There’s three things about trust. If you sense that I am being authentic, you are much more likely to trust me. If you sense that I have real rigor in my logic, you are far more likely to trust me. And if you believe that my empathy is directed towards you, you are far more likely to trust me.
 要素は3つあります 誠実な人間だと思われたら 私は信頼されるでしょう 話に筋が通っていると感じられたら 私は信頼されるでしょう そして 私が相手に 共感していると思われれば 私はきっと信頼されるでしょう この3つの要素が働くと 強い信頼関係が築けます。

 

 1.誠実さ、2.言行一致、3.共感。
 この三つが欠けているリーダーの下では働きたくないですね。

 

And to the leaders in the room, it is your obligation to set the conditions that not only make it safe for us to be authentic but make it welcome, make it celebrated, cherish it for exactly what it is, which is the key for us achieving greater excellence than we have ever known is possible.
そして、ここにいるリーダー格の皆さん。

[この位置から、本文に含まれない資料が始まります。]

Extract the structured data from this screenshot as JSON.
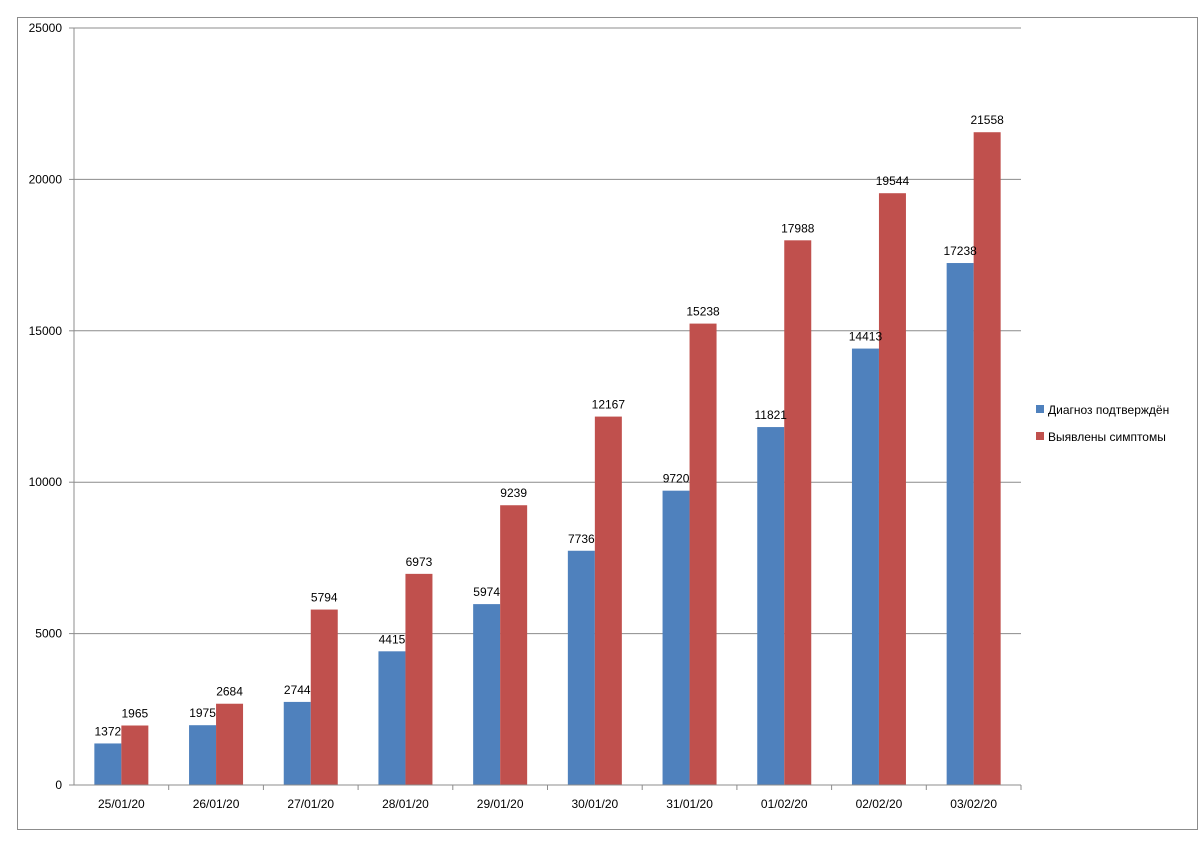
{
  "chart_data": {
    "type": "bar",
    "title": "",
    "xlabel": "",
    "ylabel": "",
    "ylim": [
      0,
      25000
    ],
    "yticks": [
      0,
      5000,
      10000,
      15000,
      20000,
      25000
    ],
    "grid": true,
    "legend_position": "right",
    "categories": [
      "25/01/20",
      "26/01/20",
      "27/01/20",
      "28/01/20",
      "29/01/20",
      "30/01/20",
      "31/01/20",
      "01/02/20",
      "02/02/20",
      "03/02/20"
    ],
    "series": [
      {
        "name": "Диагноз подтверждён",
        "color": "#4F81BD",
        "values": [
          1372,
          1975,
          2744,
          4415,
          5974,
          7736,
          9720,
          11821,
          14413,
          17238
        ]
      },
      {
        "name": "Выявлены симптомы",
        "color": "#C0504D",
        "values": [
          1965,
          2684,
          5794,
          6973,
          9239,
          12167,
          15238,
          17988,
          19544,
          21558
        ]
      }
    ]
  }
}
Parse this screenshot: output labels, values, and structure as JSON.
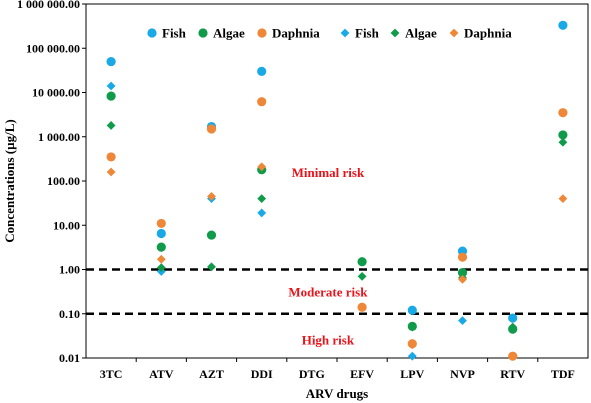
{
  "chart_data": {
    "type": "scatter",
    "xlabel": "ARV drugs",
    "ylabel": "Concentrations (µg/L)",
    "yscale": "log",
    "ylim": [
      0.01,
      1000000
    ],
    "yticks": [
      0.01,
      0.1,
      1,
      10,
      100,
      1000,
      10000,
      100000,
      1000000
    ],
    "ytick_labels": [
      "0.01",
      "0.10",
      "1.00",
      "10.00",
      "100.00",
      "1 000.00",
      "10 000.00",
      "100 000.00",
      "1 000 000.00"
    ],
    "categories": [
      "3TC",
      "ATV",
      "AZT",
      "DDI",
      "DTG",
      "EFV",
      "LPV",
      "NVP",
      "RTV",
      "TDF"
    ],
    "grid": false,
    "legend_position": "top",
    "thresholds": [
      {
        "value": 1,
        "style": "dashed"
      },
      {
        "value": 0.1,
        "style": "dashed"
      }
    ],
    "annotations": [
      {
        "text": "Minimal risk",
        "category": "DTG",
        "y": 150
      },
      {
        "text": "Moderate risk",
        "category": "DTG",
        "y": 0.3
      },
      {
        "text": "High risk",
        "category": "DTG",
        "y": 0.025
      }
    ],
    "series": [
      {
        "name": "Fish",
        "marker": "circle",
        "color": "#18a9e6",
        "values": [
          50000,
          6.5,
          1700,
          30000,
          null,
          null,
          0.12,
          2.6,
          0.08,
          330000
        ]
      },
      {
        "name": "Algae",
        "marker": "circle",
        "color": "#109b4a",
        "values": [
          8300,
          3.2,
          6,
          180,
          null,
          1.5,
          0.052,
          0.85,
          0.045,
          1100
        ]
      },
      {
        "name": "Daphnia",
        "marker": "circle",
        "color": "#ee8838",
        "values": [
          350,
          11,
          1500,
          6200,
          null,
          0.14,
          0.021,
          1.9,
          0.011,
          3500
        ]
      },
      {
        "name": "Fish",
        "marker": "diamond",
        "color": "#18a9e6",
        "values": [
          14000,
          0.9,
          40,
          19,
          null,
          null,
          0.011,
          0.07,
          null,
          null
        ]
      },
      {
        "name": "Algae",
        "marker": "diamond",
        "color": "#109b4a",
        "values": [
          1800,
          1.1,
          1.15,
          40,
          null,
          0.7,
          0.05,
          0.65,
          0.05,
          750
        ]
      },
      {
        "name": "Daphnia",
        "marker": "diamond",
        "color": "#ee8838",
        "values": [
          160,
          1.7,
          45,
          210,
          null,
          0.14,
          0.02,
          0.6,
          null,
          40
        ]
      }
    ]
  }
}
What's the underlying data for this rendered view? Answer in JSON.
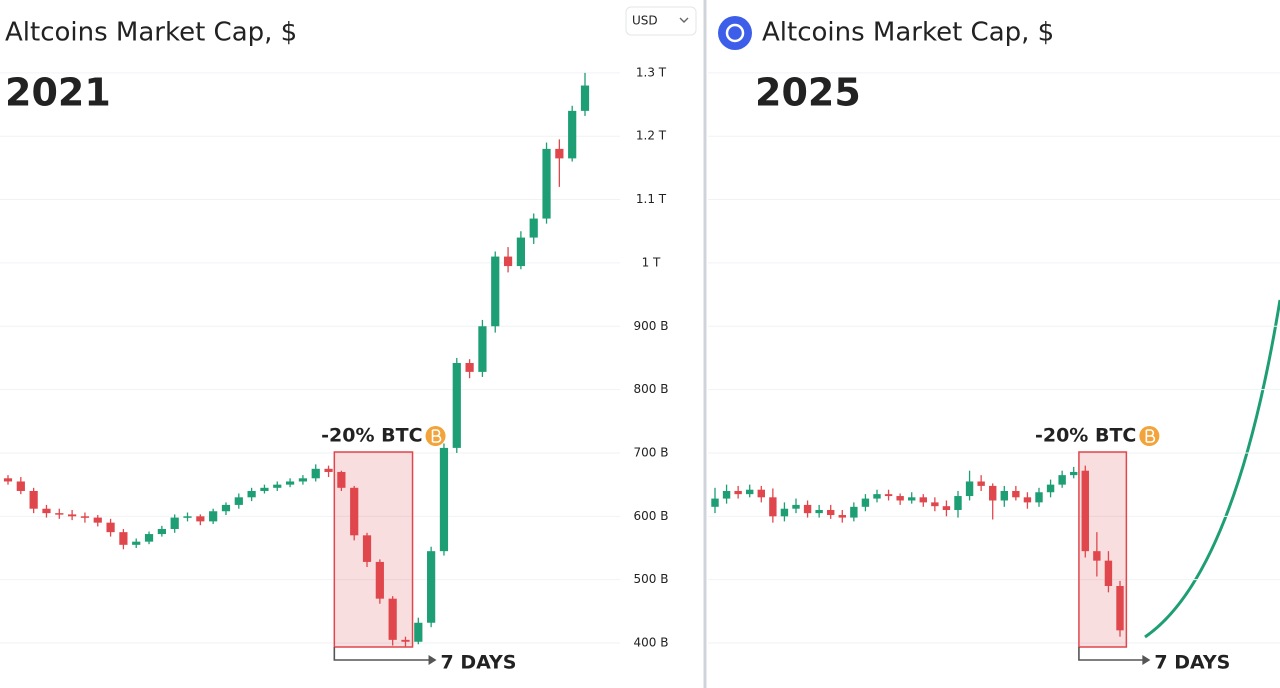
{
  "currency": "USD",
  "chart_data": [
    {
      "type": "candlestick",
      "title": "Altcoins Market Cap, $",
      "label": "2021",
      "annotations": {
        "drop": "-20% BTC",
        "duration": "7 DAYS"
      },
      "up_color": "#1e9e74",
      "down_color": "#e0474c",
      "grid": true,
      "ylim": [
        329,
        1415
      ],
      "yticks": [
        {
          "value": 1300,
          "label": "1.3 T"
        },
        {
          "value": 1200,
          "label": "1.2 T"
        },
        {
          "value": 1100,
          "label": "1.1 T"
        },
        {
          "value": 1000,
          "label": "1 T"
        },
        {
          "value": 900,
          "label": "900 B"
        },
        {
          "value": 800,
          "label": "800 B"
        },
        {
          "value": 700,
          "label": "700 B"
        },
        {
          "value": 600,
          "label": "600 B"
        },
        {
          "value": 500,
          "label": "500 B"
        },
        {
          "value": 400,
          "label": "400 B"
        }
      ],
      "open": [
        660,
        655,
        640,
        612,
        605,
        603,
        600,
        598,
        590,
        575,
        555,
        560,
        572,
        580,
        598,
        600,
        592,
        608,
        618,
        630,
        640,
        645,
        650,
        655,
        660,
        675,
        670,
        645,
        570,
        528,
        470,
        405,
        402,
        432,
        545,
        708,
        842,
        828,
        900,
        1010,
        995,
        1040,
        1070,
        1180,
        1165,
        1240
      ],
      "high": [
        665,
        662,
        645,
        618,
        612,
        610,
        606,
        602,
        596,
        580,
        565,
        576,
        585,
        603,
        606,
        603,
        612,
        622,
        636,
        645,
        650,
        655,
        660,
        665,
        682,
        680,
        672,
        648,
        574,
        532,
        474,
        410,
        440,
        552,
        715,
        850,
        848,
        910,
        1018,
        1025,
        1050,
        1078,
        1190,
        1195,
        1248,
        1300
      ],
      "low": [
        650,
        635,
        605,
        598,
        596,
        594,
        590,
        584,
        568,
        548,
        550,
        556,
        568,
        574,
        592,
        586,
        588,
        602,
        612,
        624,
        636,
        640,
        646,
        650,
        655,
        662,
        640,
        562,
        520,
        462,
        396,
        394,
        398,
        425,
        538,
        700,
        818,
        820,
        890,
        985,
        990,
        1030,
        1062,
        1120,
        1160,
        1232
      ],
      "close": [
        655,
        640,
        612,
        605,
        603,
        600,
        598,
        590,
        575,
        555,
        560,
        572,
        580,
        598,
        600,
        592,
        608,
        618,
        630,
        640,
        645,
        650,
        655,
        660,
        675,
        670,
        645,
        570,
        528,
        470,
        405,
        402,
        432,
        545,
        708,
        842,
        828,
        900,
        1010,
        995,
        1040,
        1070,
        1180,
        1165,
        1240,
        1280
      ]
    },
    {
      "type": "candlestick",
      "title": "Altcoins Market Cap, $",
      "label": "2025",
      "annotations": {
        "drop": "-20% BTC",
        "duration": "7 DAYS"
      },
      "up_color": "#1e9e74",
      "down_color": "#e0474c",
      "grid": true,
      "ylim": [
        329,
        1415
      ],
      "open": [
        615,
        628,
        640,
        635,
        642,
        630,
        600,
        612,
        618,
        605,
        610,
        602,
        598,
        615,
        628,
        635,
        632,
        625,
        630,
        622,
        616,
        610,
        632,
        655,
        648,
        625,
        640,
        630,
        622,
        638,
        650,
        665,
        672,
        545,
        530,
        490
      ],
      "high": [
        645,
        650,
        648,
        650,
        648,
        644,
        622,
        628,
        625,
        618,
        618,
        610,
        622,
        635,
        642,
        642,
        636,
        638,
        635,
        630,
        625,
        640,
        672,
        665,
        652,
        648,
        648,
        638,
        645,
        658,
        672,
        678,
        680,
        575,
        545,
        498
      ],
      "low": [
        605,
        620,
        628,
        630,
        622,
        590,
        592,
        605,
        598,
        598,
        596,
        590,
        592,
        608,
        622,
        625,
        618,
        620,
        615,
        608,
        600,
        598,
        625,
        640,
        595,
        615,
        625,
        612,
        615,
        630,
        645,
        660,
        535,
        505,
        480,
        410
      ],
      "close": [
        628,
        640,
        635,
        642,
        630,
        600,
        612,
        618,
        605,
        610,
        602,
        598,
        615,
        628,
        635,
        632,
        625,
        630,
        622,
        616,
        610,
        632,
        655,
        648,
        625,
        640,
        630,
        622,
        638,
        650,
        665,
        670,
        545,
        530,
        490,
        420
      ]
    }
  ]
}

あなた方の義務は 皆がありのままで(誠実で)いられる安心できる環境を整えるだけでなく、これを歓迎し讃え、ありのままでいることを大切にすることです。これが未知の領域に達する優れた成果を遂げる鍵となります。

 

But when we figure out this, when we figure out how to celebrate difference and how to let people bring the best version of themselves forward, well holy cow, is that the world I want my sons to grow up in。
つまり、異なる意見をほめたたえ、その人の最大の力を引き出す方法を見いだすことができれば、 なんとそれこそが私たちの子供が育って欲しい世界なんです。

 

 ここではリーダーが、皆にとって安心できる環境を整える義務があると説明していますが、実際はリーダーもありのままでいられない不安やプレッシャーを感じています。
  チームであるのなら、安心できるような心理的安全のある環境を実現するには、全員が実現のためにかかわる必要があります。

 自分と異なる意見を持つ相手でも、その人のことを信頼できるまで相互理解を深めることが最初の一歩なのだと思います。